Page:Colomb - Le violoneux de la Sapinière, 1893.djvu/222

Le texte de cette page a été corrigé et est conforme au fac-similé.
210
le violoneux de la sapinière.

» Là, nous restâmes tapis derrière un mur, qui heureusement avait un trou tout exprès pour nous permettre de voir ce qui se passait sur la place, devant l’église.

» Les uhlans avaient fait un grand feu et se chauffaient à leur aise ; ils mangeaient et buvaient, se croyant bien gardés par leurs sentinelles.

» Il y avait sur la place plusieurs arbres, et au plus gros de ces arbres ils avaient attaché un homme dont le feu éclairait la figure pâle et les cheveux gris. Il les regardait courageusement, mais ses dents claquaient de froid, car il n’était vêtu que d’une chemise, d’un gilet et d’un pantalon, et l’on voyait qu’il avait de la peine à se tenir debout, malgré les cordes qui lui passaient sous les bras et qui l’attachaient à l’arbre. La pauvre demoiselle me serra le bras en me disant à l’oreille : Mon père. Je lui dis de se rassurer et de rester cachée, et je donnai le signal à mes hommes.

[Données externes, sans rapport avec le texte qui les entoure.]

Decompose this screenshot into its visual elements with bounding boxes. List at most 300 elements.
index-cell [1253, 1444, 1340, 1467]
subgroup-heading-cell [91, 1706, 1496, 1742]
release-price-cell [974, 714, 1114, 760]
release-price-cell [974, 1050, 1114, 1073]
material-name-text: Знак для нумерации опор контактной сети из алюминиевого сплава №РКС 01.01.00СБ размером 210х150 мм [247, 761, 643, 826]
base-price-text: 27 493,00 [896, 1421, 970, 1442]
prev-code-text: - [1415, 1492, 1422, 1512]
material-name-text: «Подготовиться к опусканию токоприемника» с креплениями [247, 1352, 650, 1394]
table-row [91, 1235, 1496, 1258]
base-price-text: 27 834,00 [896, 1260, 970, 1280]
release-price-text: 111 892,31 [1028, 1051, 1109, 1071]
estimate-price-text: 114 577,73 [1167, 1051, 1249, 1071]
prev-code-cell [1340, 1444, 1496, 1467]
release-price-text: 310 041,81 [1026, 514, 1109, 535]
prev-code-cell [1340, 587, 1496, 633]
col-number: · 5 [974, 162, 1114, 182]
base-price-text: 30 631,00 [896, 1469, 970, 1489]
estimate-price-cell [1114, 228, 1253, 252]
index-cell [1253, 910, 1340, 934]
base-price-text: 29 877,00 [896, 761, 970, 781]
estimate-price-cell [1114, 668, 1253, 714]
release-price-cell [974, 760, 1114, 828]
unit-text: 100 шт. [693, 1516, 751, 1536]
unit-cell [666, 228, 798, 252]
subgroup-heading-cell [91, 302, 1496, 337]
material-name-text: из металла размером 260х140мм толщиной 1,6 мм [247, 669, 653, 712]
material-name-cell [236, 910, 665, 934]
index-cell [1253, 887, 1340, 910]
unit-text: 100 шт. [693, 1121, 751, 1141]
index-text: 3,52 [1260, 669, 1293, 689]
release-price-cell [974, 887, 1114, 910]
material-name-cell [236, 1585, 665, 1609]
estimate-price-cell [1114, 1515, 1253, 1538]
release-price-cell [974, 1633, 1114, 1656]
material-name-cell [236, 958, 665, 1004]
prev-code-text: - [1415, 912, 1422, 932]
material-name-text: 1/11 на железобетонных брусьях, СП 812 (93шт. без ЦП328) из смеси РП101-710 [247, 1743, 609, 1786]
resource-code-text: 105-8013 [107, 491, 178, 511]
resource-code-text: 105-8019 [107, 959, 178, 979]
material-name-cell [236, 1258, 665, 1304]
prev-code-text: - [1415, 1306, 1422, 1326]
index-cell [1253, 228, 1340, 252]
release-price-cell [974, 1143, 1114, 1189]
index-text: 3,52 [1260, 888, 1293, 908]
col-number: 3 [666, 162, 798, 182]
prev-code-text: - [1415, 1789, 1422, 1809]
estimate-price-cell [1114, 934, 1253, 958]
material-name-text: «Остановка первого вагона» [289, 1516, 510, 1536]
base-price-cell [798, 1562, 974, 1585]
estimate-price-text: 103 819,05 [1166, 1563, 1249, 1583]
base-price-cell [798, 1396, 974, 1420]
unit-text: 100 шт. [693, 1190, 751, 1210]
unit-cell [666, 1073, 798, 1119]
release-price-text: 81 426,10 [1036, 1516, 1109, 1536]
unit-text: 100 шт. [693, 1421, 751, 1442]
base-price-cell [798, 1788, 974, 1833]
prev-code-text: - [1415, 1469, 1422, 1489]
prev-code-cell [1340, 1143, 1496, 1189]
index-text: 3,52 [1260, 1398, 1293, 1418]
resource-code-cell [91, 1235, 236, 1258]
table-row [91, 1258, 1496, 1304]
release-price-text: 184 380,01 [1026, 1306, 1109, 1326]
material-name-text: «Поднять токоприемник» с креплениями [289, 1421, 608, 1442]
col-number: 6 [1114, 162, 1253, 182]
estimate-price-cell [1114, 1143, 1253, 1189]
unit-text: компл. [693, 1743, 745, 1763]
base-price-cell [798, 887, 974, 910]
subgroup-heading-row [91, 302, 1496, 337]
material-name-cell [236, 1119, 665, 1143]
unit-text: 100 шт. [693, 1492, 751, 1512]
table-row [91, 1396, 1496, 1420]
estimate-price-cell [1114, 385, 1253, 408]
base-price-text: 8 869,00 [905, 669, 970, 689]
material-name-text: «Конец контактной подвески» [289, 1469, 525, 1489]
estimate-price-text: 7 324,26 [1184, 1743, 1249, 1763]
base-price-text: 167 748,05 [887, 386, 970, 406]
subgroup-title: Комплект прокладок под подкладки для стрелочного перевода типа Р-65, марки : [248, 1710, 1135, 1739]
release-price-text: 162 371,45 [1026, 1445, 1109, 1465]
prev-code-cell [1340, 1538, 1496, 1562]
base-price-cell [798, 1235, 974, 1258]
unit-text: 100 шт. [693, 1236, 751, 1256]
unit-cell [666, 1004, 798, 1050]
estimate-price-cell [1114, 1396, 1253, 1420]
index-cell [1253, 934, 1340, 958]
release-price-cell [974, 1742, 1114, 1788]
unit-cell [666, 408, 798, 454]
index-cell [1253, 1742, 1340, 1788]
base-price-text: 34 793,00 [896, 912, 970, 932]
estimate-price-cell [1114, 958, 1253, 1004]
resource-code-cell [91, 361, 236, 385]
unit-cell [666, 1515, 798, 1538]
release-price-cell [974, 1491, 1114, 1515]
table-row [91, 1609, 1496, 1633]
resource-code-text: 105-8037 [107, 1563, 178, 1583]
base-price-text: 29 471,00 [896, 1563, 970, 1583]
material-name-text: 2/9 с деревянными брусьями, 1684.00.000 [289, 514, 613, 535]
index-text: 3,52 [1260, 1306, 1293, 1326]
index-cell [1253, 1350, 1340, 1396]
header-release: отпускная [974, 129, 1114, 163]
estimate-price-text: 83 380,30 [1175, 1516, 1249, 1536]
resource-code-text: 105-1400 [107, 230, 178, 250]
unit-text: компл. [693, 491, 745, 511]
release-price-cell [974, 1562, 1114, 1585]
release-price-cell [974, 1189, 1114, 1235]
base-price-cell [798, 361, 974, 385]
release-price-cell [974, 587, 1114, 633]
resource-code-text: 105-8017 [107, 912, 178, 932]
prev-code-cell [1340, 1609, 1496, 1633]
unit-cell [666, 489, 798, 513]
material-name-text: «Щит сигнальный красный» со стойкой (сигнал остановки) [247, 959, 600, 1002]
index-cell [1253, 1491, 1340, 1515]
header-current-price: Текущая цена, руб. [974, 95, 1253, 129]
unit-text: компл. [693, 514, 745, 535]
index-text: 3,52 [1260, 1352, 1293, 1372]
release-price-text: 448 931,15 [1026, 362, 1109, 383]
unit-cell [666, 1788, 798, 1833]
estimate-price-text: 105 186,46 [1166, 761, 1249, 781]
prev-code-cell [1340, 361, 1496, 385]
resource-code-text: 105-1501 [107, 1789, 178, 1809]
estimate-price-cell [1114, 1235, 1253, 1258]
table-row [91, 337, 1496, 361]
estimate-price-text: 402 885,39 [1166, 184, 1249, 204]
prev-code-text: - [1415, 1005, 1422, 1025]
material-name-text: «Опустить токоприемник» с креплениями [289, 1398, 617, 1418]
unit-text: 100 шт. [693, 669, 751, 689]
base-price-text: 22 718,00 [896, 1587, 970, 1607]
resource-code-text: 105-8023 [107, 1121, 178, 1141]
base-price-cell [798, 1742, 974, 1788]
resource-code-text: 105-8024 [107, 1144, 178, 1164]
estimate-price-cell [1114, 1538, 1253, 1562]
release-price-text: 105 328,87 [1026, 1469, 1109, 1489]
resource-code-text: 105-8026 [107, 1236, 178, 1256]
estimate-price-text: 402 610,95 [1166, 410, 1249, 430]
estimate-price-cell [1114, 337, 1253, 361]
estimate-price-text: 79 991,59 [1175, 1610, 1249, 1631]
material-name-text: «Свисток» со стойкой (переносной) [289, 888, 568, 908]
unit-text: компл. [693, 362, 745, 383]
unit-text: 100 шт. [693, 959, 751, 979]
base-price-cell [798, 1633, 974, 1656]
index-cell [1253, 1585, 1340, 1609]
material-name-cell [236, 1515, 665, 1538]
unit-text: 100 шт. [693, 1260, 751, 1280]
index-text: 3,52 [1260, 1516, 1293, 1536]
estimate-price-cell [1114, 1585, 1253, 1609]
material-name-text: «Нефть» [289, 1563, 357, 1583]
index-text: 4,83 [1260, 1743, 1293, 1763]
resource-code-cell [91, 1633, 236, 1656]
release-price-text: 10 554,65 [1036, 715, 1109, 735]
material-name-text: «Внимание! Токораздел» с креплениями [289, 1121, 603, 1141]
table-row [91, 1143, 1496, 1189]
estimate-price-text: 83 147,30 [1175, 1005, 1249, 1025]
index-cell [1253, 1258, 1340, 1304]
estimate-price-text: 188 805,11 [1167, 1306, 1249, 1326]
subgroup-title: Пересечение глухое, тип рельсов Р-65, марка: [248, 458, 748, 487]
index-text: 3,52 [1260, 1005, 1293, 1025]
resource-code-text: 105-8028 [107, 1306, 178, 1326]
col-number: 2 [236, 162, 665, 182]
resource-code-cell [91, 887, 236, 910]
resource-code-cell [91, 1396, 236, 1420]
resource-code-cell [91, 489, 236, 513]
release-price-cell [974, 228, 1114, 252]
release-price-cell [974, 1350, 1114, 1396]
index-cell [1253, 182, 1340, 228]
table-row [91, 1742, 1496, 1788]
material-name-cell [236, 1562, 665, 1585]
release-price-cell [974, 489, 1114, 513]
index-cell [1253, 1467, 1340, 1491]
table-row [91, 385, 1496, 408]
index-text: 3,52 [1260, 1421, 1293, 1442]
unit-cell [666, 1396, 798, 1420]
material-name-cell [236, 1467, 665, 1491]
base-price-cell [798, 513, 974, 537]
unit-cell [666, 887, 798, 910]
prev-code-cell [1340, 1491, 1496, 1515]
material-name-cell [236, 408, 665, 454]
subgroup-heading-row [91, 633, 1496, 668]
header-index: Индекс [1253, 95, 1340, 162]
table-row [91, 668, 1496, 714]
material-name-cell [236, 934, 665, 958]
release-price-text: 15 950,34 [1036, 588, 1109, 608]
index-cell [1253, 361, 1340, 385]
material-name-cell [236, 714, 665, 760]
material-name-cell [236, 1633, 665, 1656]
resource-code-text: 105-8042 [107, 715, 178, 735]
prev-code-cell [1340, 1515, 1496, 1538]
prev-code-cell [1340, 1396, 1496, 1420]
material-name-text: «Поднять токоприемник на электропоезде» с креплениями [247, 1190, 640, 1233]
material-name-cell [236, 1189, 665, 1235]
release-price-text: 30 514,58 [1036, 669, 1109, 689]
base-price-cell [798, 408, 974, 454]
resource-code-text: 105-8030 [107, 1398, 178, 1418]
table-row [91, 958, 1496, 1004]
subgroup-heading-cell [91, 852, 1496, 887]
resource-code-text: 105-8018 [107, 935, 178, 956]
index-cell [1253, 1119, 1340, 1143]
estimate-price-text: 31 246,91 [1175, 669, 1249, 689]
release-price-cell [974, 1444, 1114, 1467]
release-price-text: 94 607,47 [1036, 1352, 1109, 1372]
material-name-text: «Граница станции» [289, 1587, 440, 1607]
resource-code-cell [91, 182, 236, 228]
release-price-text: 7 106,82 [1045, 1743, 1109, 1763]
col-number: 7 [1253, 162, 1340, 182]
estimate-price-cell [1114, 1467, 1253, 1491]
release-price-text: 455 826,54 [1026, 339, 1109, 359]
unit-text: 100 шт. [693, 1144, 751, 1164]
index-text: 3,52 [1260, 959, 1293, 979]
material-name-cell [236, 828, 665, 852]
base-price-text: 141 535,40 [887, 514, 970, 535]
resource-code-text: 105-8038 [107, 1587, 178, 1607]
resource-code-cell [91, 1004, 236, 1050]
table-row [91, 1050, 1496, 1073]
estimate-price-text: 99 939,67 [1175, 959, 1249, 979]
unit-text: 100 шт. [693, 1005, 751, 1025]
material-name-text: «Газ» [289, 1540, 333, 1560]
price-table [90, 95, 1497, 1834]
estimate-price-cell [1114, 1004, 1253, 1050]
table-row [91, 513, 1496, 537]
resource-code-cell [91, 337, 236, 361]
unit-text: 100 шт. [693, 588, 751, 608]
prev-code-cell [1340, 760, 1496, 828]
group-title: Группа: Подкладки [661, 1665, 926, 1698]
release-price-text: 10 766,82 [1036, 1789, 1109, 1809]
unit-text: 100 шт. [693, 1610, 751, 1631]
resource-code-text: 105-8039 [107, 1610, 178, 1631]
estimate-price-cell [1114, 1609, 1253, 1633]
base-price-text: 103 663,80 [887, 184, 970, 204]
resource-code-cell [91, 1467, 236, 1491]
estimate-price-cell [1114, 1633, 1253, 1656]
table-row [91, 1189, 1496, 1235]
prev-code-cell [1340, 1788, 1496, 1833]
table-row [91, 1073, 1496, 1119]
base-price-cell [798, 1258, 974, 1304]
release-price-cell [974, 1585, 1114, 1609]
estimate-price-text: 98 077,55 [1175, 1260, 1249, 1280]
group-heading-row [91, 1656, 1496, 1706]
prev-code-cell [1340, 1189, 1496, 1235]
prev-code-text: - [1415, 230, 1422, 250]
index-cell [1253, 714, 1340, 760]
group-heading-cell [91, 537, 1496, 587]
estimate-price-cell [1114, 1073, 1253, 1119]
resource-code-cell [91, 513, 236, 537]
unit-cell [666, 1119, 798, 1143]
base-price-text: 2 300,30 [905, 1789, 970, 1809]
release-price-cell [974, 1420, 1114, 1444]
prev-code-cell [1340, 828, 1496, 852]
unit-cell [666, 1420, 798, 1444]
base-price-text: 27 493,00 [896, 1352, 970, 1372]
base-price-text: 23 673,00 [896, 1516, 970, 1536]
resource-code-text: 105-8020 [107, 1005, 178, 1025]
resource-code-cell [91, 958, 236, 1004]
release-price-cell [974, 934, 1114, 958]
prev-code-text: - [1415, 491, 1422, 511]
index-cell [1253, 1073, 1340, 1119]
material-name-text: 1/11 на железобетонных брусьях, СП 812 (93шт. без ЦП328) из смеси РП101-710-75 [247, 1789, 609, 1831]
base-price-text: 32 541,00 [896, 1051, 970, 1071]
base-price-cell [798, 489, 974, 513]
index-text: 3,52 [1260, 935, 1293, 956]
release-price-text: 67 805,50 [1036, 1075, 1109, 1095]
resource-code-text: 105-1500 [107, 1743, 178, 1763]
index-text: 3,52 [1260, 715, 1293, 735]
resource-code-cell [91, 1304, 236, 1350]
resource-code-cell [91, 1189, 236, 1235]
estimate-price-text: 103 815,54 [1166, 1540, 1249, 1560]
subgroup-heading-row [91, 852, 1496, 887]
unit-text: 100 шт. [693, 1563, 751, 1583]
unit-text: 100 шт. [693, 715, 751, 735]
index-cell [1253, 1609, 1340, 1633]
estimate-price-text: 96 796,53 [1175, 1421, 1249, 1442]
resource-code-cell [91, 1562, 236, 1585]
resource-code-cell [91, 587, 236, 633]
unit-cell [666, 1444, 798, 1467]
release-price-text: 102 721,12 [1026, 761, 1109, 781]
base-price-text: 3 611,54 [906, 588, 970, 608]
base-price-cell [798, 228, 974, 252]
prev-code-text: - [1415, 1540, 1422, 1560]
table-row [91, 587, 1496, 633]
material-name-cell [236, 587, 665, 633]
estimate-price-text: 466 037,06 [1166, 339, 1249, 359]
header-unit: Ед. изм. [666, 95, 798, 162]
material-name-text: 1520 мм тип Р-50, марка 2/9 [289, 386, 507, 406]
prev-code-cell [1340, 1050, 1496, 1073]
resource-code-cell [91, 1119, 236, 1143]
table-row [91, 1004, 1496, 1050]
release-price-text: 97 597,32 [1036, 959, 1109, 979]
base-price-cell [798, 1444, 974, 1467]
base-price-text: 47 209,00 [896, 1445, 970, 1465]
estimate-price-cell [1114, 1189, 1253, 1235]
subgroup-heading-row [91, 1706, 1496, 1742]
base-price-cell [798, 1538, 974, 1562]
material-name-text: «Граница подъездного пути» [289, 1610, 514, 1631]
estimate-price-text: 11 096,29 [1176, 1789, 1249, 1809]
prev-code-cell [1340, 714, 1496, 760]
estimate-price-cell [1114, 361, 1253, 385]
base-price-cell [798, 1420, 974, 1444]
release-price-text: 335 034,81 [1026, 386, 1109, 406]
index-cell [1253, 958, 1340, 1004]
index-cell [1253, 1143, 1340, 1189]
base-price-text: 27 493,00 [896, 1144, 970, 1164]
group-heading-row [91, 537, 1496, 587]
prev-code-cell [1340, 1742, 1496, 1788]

» Nous sautâmes tous à la fois par-dessus le mur, et nous courûmes aux Prussiens en poussant de grands cris pour leur faire croire que nous étions beaucoup. Ils furent surpris, et, comme ils ne sont pas vifs dans leurs mouvements, ils n’eurent pas le temps de tirer seulement un coup de fusil avant d’en voir par terre une douzaine des leurs. La bataille s’engagea ; il faisait trop nuit pour que les Prussiens vissent combien nous étions, et d’ailleurs chacun de nous tapait pour deux. Ceux qui étaient dans les maisons, et qui arrivaient tout effarés, voyant que leurs camarades avaient le dessous, et croyant avoir affaire à tout un régiment, couraient chercher leurs chevaux pour se sauver ; — c’est leur habitude de ne jamais se battre quand ils ne sont pas les plus forts.

» La demoiselle n’avait pas pu se décider à rester cachée derrière le mur, comme je le lui avais dit ; elle était accourue à notre suite, et s’était jetée au cou de son père, qu’elle essayait de délier quand un uhlan l’aperçut et étendit son pistolet vers elle pour lui casser la tête. Mais ce fut la sienne qui y resta, car je la lui fendis d’un bon coup de crosse, et son pistolet, qui était un grand revolver, me servit à en jeter à bas deux ou trois autres ; c’était utile, car nous n’avions pas beaucoup le temps de recharger nos armes. En un quart d’heure, tout fut fini. »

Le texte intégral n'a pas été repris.